Nella notte tra il 9 e il 10 marzo 1945, gli abitanti di Tokio furono svegliati dall’inconfondibile rumore dei motori di aerei da bombardamento americani, che ormai con crescente frequenza sorvolavano quasi impunemente le città del Sole Levante, dalla potenza militare ormai al tramonto.
Ma nessuno di quelle decine di migliaia di donne, anziani e bambini – la maggior parte degli uomini era morta combattendo al fronte, o attendeva di morire nei bunker e nei ricoveri delle isole attaccate dai Marines e dalla US Navy, sempre più vicini al Giappone – poteva immaginare che i 300 giganteschi quadrimotori Boeing B-29 “Superfortress” che si avvicinavano alla città, inquadrando nei loro sistemi di puntamento il fragile alveare di case di bambù, legno e carta sottostante mentre aprivano le stive bombe, non avrebbero attaccato come d’uso le zone industriali portuali, ma avrebbero puntato verso le zone più densamente abitate dalla popolazione civile, scelte lucidamente dagli ingegneri e tecnici militari Usa perché più facili da bruciare.

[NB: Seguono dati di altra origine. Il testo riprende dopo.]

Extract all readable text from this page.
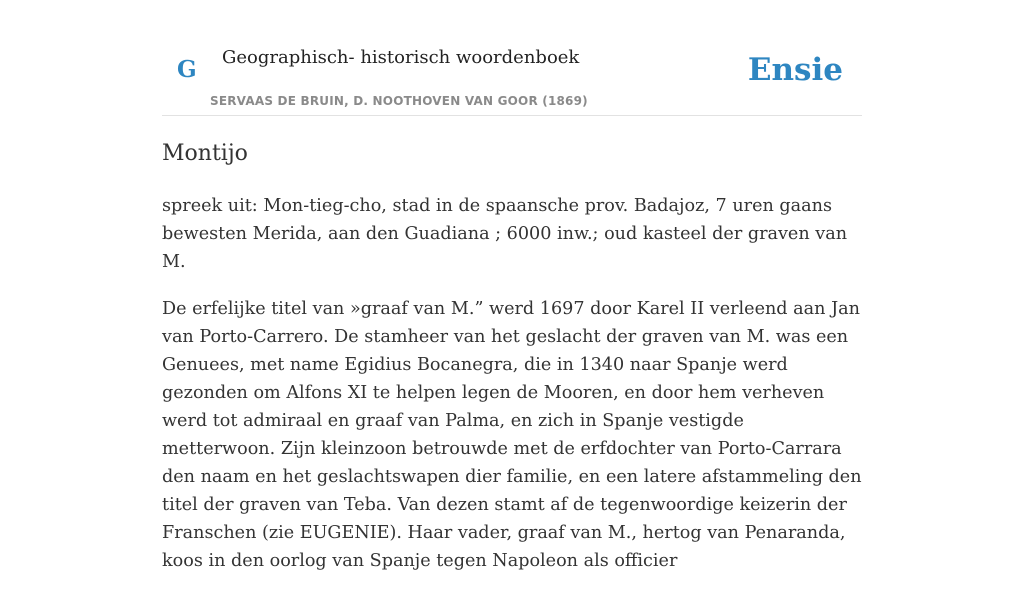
G Geographisch- historisch woordenboek
SERVAAS DE BRUIN, D. NOOTHOVEN VAN GOOR (1869)
Ensie
Montijo

spreek uit: Mon-tieg-cho, stad in de spaansche prov. Badajoz, 7 uren gaans bewesten Merida, aan den Guadiana ; 6000 inw.; oud kasteel der graven van M.

De erfelijke titel van »graaf van M.” werd 1697 door Karel II verleend aan Jan van Porto-Carrero. De stamheer van het geslacht der graven van M. was een Genuees, met name Egidius Bocanegra, die in 1340 naar Spanje werd gezonden om Alfons XI te helpen legen de Mooren, en door hem verheven werd tot admiraal en graaf van Palma, en zich in Spanje vestigde metterwoon. Zijn kleinzoon betrouwde met de erfdochter van Porto-Carrara den naam en het geslachtswapen dier familie, en een latere afstammeling den titel der graven van Teba. Van dezen stamt af de tegenwoordige keizerin der Franschen (zie EUGENIE). Haar vader, graaf van M., hertog van Penaranda, koos in den oorlog van Spanje tegen Napoleon als officier
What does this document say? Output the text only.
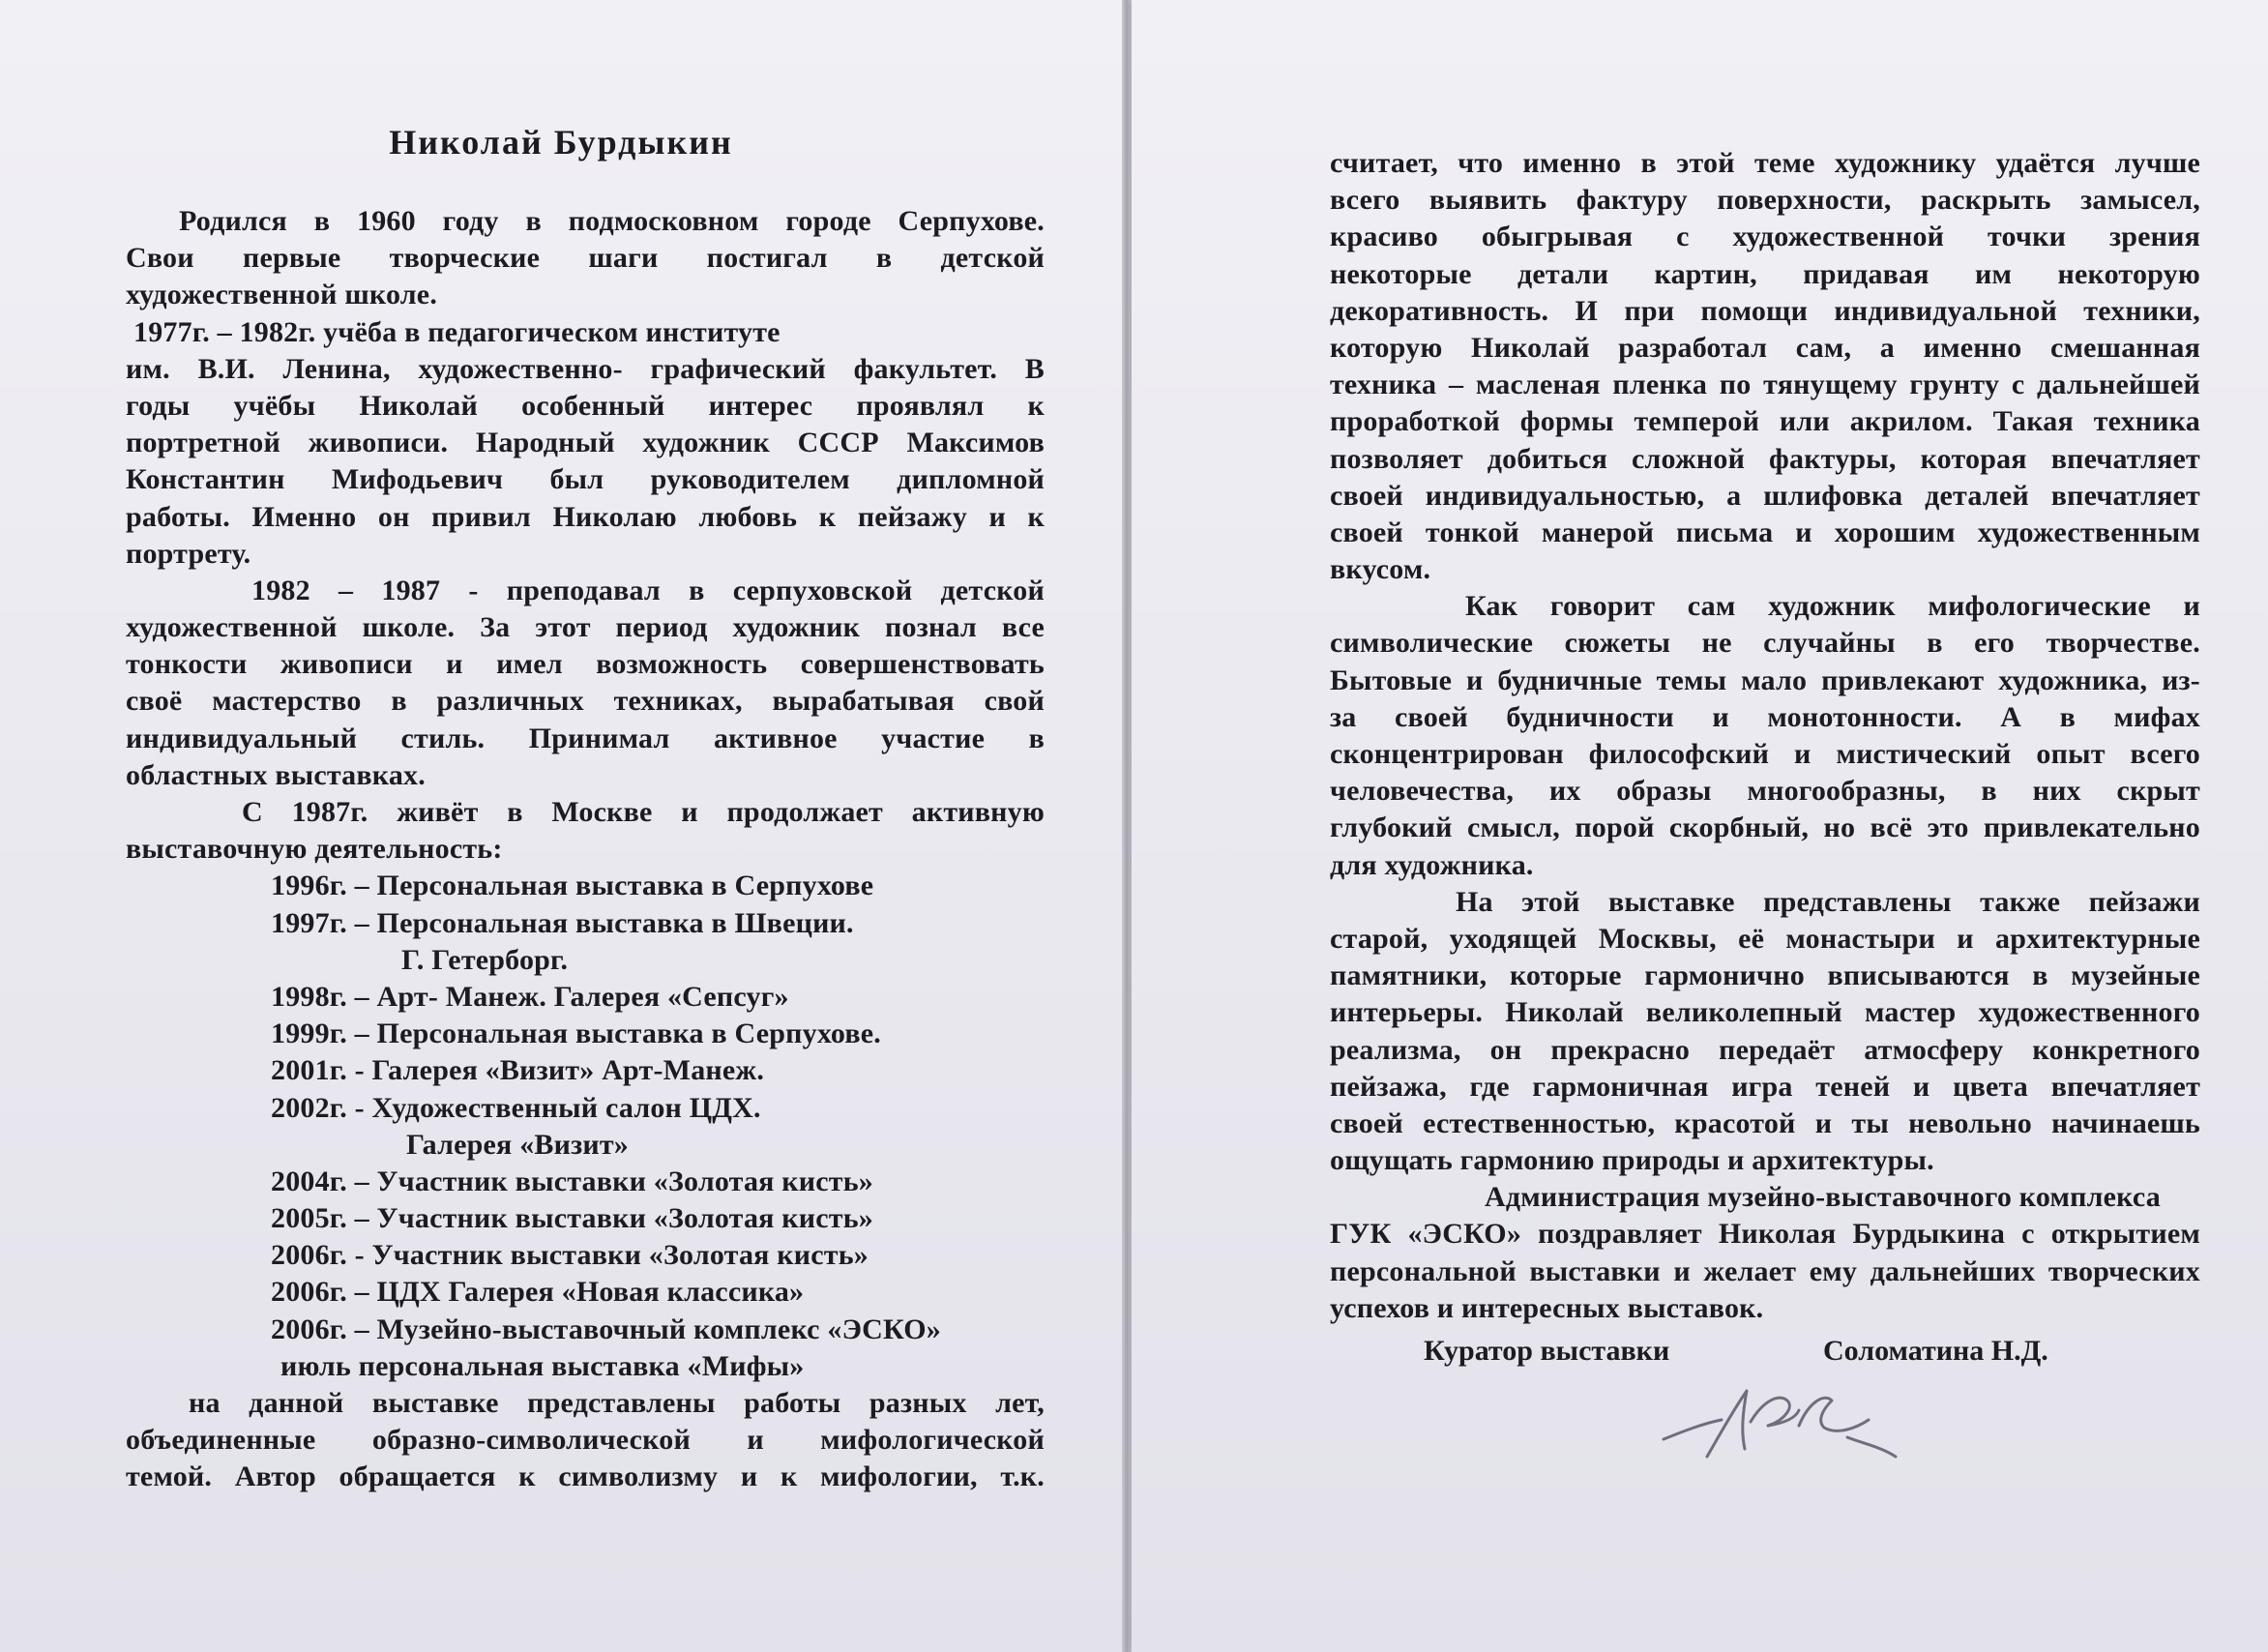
Николай Бурдыкин
Родился в 1960 году в подмосковном городе Серпухове.
Свои первые творческие шаги постигал в детской
художественной школе.
1977г. – 1982г. учёба в педагогическом институте
им. В.И. Ленина, художественно- графический факультет. В
годы учёбы Николай особенный интерес проявлял к
портретной живописи. Народный художник СССР Максимов
Константин Мифодьевич был руководителем дипломной
работы. Именно он привил Николаю любовь к пейзажу и к
портрету.
1982 – 1987 - преподавал в серпуховской детской
художественной школе. За этот период художник познал все
тонкости живописи и имел возможность совершенствовать
своё мастерство в различных техниках, вырабатывая свой
индивидуальный стиль. Принимал активное участие в
областных выставках.
С 1987г. живёт в Москве и продолжает активную
выставочную деятельность:
1996г. – Персональная выставка в Серпухове
1997г. – Персональная выставка в Швеции.
Г. Гетерборг.
1998г. – Арт- Манеж. Галерея «Сепсуг»
1999г. – Персональная выставка в Серпухове.
2001г. - Галерея «Визит» Арт-Манеж.
2002г. - Художественный салон ЦДХ.
Галерея «Визит»
2004г. – Участник выставки «Золотая кисть»
2005г. – Участник выставки «Золотая кисть»
2006г. - Участник выставки «Золотая кисть»
2006г. – ЦДХ Галерея «Новая классика»
2006г. – Музейно-выставочный комплекс «ЭСКО»
июль персональная выставка «Мифы»
на данной выставке представлены работы разных лет,
объединенные образно-символической и мифологической
темой. Автор обращается к символизму и к мифологии, т.к.
считает, что именно в этой теме художнику удаётся лучше
всего выявить фактуру поверхности, раскрыть замысел,
красиво обыгрывая с художественной точки зрения
некоторые детали картин, придавая им некоторую
декоративность. И при помощи индивидуальной техники,
которую Николай разработал сам, а именно смешанная
техника – масленая пленка по тянущему грунту с дальнейшей
проработкой формы темперой или акрилом. Такая техника
позволяет добиться сложной фактуры, которая впечатляет
своей индивидуальностью, а шлифовка деталей впечатляет
своей тонкой манерой письма и хорошим художественным
вкусом.
Как говорит сам художник мифологические и
символические сюжеты не случайны в его творчестве.
Бытовые и будничные темы мало привлекают художника, из-
за своей будничности и монотонности. А в мифах
сконцентрирован философский и мистический опыт всего
человечества, их образы многообразны, в них скрыт
глубокий смысл, порой скорбный, но всё это привлекательно
для художника.
На этой выставке представлены также пейзажи
старой, уходящей Москвы, её монастыри и архитектурные
памятники, которые гармонично вписываются в музейные
интерьеры. Николай великолепный мастер художественного
реализма, он прекрасно передаёт атмосферу конкретного
пейзажа, где гармоничная игра теней и цвета впечатляет
своей естественностью, красотой и ты невольно начинаешь
ощущать гармонию природы и архитектуры.
Администрация музейно-выставочного комплекса
ГУК «ЭСКО» поздравляет Николая Бурдыкина с открытием
персональной выставки и желает ему дальнейших творческих
успехов и интересных выставок.
Куратор выставки	Соломатина Н.Д.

E non potevano sapere – ma lo avrebbero scoperto orribilmente in pochi minuti – che le lunghe bombe che stavano per essergli sganciate contronon erano la normale combinazione di bombe a alto esplosivo e incendiarie, ma delle ancor più letali bombe a grappolo caricate di submunizioni al Napalm (ossia nafta gelificata), una delle più letali miscele incendiarie mai prodotte: sganciate poi da bassissima quota e quindi con efficacia molto maggiore, viste le poche difese della capitale, e non da alta quota come d’uso nei bombardamenti a tappeto.
Ondata dopo ondata, i bombardieri sganciarono quindi il loro carico di morte sulla città indifesa: le 1.600 tonnellate di submunizioni al Napalm perforarono facilmente i tetti in lamiera delle case nipponiche, detonando e investendo di gel incendiario uomini e cose. Il Napalm divorava sino all’osso la carne degli sventurati sui quali finiva, bruciando non solo sulla terra e le case ma anche sulla superficie dell’acqua dei fiumi e canali della città.
“Gli aerei riempivano il cielo come libellule”, ricorda Michiko Kiyoka, ora novantunenne, che perse il padre e la sorella nel bombardamento. “Dovunque posavi lo sguardo, si vedevano solo cadaveri carbonizzati”.